Ao acordar, o dinossauro ainda estava lá. O dinossauro, a máquina do tempo, os seres gasosos dos pantanais de Canopus. E a realidade inexorável da realidade, essa nuvem maciça que a gente sempre tem de enfrentar, principalmente quando tentamos fugir dela.

A função da História não é nos informar e assim impedir que as atrocidades do passado voltem a acontecer. É nos informar e logo avisar que elas acontecerão novamente, de um jeito ou de outro. A coitada da História está sempre dizendo: “Se preparem, viu? Ou não se preparem, porque o resultado será o mesmo”.

As grandes batalhas, as batalhas decisivas, são sempre secretas e silenciosas.

Ninguém é perfeito, exceto o perfeito idiota.

A inteligência trouxe a escuridão. Antes do sapiens, o mundo era metade luz (dia), metade escuridão (noite). Até o sapiens evoluir e descobrir, aterrorizado, que o mundo são voláteis centelhas de luz num vasto oceano de escuridão sem fim.

O desagradável nas pessoas é que são pessoas. Queria tanto conhecer uma pessoa — umazinha só — que não fosse exatamente uma pessoa.

Tudo o que eu e você temos a dizer já foi dito. Tudo o que eu e você não temos a dizer também já foi dito. Bem dito ou mal dito, tudo o que já foi dito inclui o que eu e você temos e não temos a dizer.

Minhas semanas me presenteiam com mais soluços do que soluções.

Honestidade o tempo todo? O tempo todo?! Isso não me parece muito honesto.

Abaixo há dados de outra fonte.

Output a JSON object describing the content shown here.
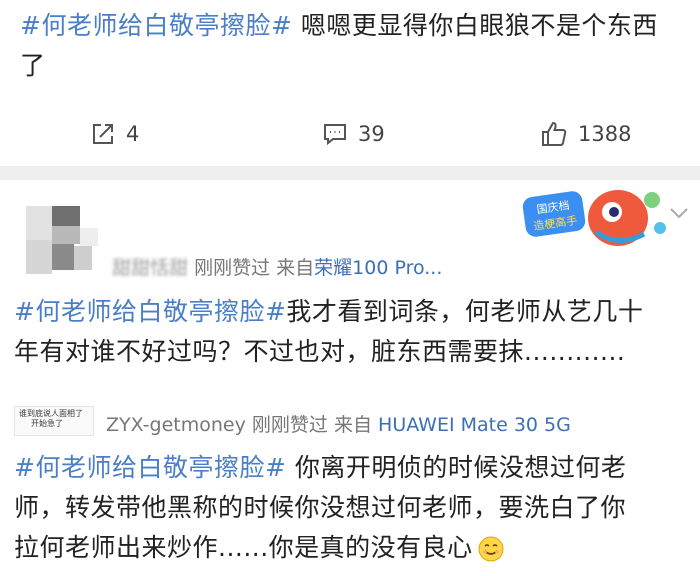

Confúcio era um imbecil. Escolha um trabalho que você ame e você passará a odiá-lo todos os dias de sua vida. Principalmente se pagar mal.

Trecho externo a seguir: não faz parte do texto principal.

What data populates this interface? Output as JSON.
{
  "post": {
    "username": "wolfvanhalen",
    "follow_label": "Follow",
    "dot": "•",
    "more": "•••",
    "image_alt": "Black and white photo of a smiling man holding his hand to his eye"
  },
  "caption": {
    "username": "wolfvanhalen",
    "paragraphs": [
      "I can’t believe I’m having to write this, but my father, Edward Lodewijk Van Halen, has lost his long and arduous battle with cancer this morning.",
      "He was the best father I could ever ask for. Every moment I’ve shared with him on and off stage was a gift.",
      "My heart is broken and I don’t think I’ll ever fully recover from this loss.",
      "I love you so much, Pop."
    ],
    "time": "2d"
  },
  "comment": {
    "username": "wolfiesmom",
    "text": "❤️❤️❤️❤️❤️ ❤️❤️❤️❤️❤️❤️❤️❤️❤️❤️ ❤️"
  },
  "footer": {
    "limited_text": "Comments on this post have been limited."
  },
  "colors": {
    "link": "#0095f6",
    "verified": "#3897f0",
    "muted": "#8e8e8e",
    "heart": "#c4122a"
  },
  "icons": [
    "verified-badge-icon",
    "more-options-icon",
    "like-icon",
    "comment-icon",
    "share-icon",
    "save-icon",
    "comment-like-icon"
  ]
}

Basta existir pra já querer desistir.

Sou graduado em matemática, com pós-graduação em estatística. Hoje faço bico de cartomante. Sempre digo pras pessoas que vai dar tudo errado. Minha taxa de acerto é altíssima.

Qualquer coisa que a gente não viu nascer e não verá morrer é infinita. Tipo o sol e a estupidez humana.

Não existem desfechos. Todos os finais acabam num abismo sem fim.

Com muito esforço eu consegui convencer o planeta inteiro de que a cor azul é mais bonita que a vermelha. Enfim, o consenso universal! Não… Agora brigam pra decidir entre o azul-celeste e o azul-marinho.

Certas pessoas cultivam um invencível pensamento-labirinto. Entrar numa discussão com elas é se perder pra sempre.

No verão, o inverno são os outros?

Um tufão arrasa a Flórida e a borboletinha em Xangai acredita que foi seu bater de asas que provocou o desastre. Em vez de Efeito borboleta eu chamaria isso de O delírio de grandeza do zé-povinho.

Estamos assistindo ao combate titânico entre verdades e mentiras. As mentiras conseguem colaborar, reunindo-se numa poderosa e duradoura Mentira. Mas as verdades, coitadas, dada a sua natureza múltipla e contingente, não conseguem se reunir numa poderosa e duradoura Verdade.

Ódio atrai tudo, até amor verdadeiro.

O cidadão precisa desligar o piloto automático do próprio cidadão. A sociedade precisa desligar o piloto automático da própria sociedade.

Poeta e ficcionista, quando inicia uma carreira acadêmica, acaba igual a um gato doméstico: castrado, mijando e cagando apenas na caixa de areia.

Você percebe que está numa festa lotada de idiotas. O que você faz? Fica na festa? Vai pra outra festa cheia de idiotas? Organiza tua própria festa sem idiotas? Agora troque festa por país.

As pessoas que escrevem livros escrevem livros basicamente sobre pessoas. As pessoas que fazem filmes fazem filmes basicamente sobre pessoas. As pessoas que compõem canções compõem canções basicamente sobre pessoas. Que obsessão doentia! É o cúmulo do narcisismo! Tanto assunto mais interessante no universo… E a gente achando que as pessoas criativas são realmente criaturas criativas…

Nelson de Oliveira

É ficcionista e crítico literário. É autor de Poeira: demônios e maldições e Ódio sustenido, entre outros.